There are two ways coaches can affect players' learning. The first is the type of training exercise. The coach must be an organizer. If the coach can create a learning atmosphere simply by how he organizes training, he will have been very successful. For example, many European soccer coaches talk about re-creating "street soccer." The idea here is to put the players in an environment similar to the one in which kids used to play in the streets. In this case, the medium is the message. If players do nothing but technique drills in training, they will not be able to make decisions in the games when to use those techniques. The game is a terrific teacher on its own.

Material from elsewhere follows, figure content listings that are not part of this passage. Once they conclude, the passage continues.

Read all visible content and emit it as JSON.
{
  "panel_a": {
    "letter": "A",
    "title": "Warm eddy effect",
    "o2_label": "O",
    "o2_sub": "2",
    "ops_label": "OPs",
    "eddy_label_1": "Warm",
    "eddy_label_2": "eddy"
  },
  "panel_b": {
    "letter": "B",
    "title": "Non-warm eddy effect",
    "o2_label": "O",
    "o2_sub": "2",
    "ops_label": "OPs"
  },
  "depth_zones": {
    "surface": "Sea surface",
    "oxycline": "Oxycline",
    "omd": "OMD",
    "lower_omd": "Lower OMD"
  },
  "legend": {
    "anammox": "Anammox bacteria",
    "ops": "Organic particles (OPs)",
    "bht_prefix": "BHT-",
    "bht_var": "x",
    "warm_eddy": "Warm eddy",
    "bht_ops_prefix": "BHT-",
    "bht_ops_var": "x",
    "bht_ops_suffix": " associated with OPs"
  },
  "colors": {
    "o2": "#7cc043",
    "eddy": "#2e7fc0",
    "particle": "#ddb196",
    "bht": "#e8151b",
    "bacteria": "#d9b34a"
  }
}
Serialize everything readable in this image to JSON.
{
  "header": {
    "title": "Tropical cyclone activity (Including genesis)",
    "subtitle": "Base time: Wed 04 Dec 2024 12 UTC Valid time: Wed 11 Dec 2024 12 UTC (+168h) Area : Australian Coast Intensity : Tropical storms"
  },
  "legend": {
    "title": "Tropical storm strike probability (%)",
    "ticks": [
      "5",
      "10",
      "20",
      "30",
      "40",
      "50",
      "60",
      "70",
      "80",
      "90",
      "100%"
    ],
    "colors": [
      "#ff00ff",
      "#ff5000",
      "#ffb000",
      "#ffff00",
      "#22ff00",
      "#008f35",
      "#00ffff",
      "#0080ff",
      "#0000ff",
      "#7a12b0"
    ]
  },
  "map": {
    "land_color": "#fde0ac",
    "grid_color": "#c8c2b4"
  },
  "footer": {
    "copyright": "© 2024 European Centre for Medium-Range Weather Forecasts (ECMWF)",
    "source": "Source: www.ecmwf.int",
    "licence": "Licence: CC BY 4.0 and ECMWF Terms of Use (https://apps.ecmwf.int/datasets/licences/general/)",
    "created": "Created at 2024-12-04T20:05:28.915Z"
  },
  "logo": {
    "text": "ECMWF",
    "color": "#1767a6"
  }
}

The second way coaches can affect the learning of their players is the type of coaching in which they engage during training. The coach must also be a teacher. It is not enough to be an organizer. How does the coach act within a training exercise? What is his teaching style? Sometimes players need to "discover" how to do something through trial-and-error, other times they need exact instructions. Teaching style depends on the topic, the players, and the ways in which a coach is comfortable working.


 

Teaching or Learning

Is there a difference between teaching and learning? If there is, what is it and what does it mean to a soccer coach. The educator, Barbara Knapp, sheds some light on the first question when she asked "When does teaching stop, and learning start?" There is clearly a distinction between the two. Teaching refers to the teacher, learning to the student. Is learning possible without teaching? Consider the average elementary school physical education experience. In the PE classroom the teacher teaches. Lots of organized lines, drills, rules and lots of structure. Some learning does take place with everyone doing the same thing at the teachers discretion and pace. Contrast this with recess. No lines, drills, a minimum of rules and structure. Learning still takes place but now everyone's at their own pace and pleasure. Which environment do the children prefer? Which is a better one to learn in?

Juergen Klinsmann called soccer "a self-learning game." This implies that it cannot be "taught." Does this mean that the correct practice is "what ever they want?" Recess everyday? Certainly not. This is certainly no way to build a team in the short period of time that's available. But by carefully constructing games the children can learn lessons over a period of time and, even faster, when the correct coaching is added.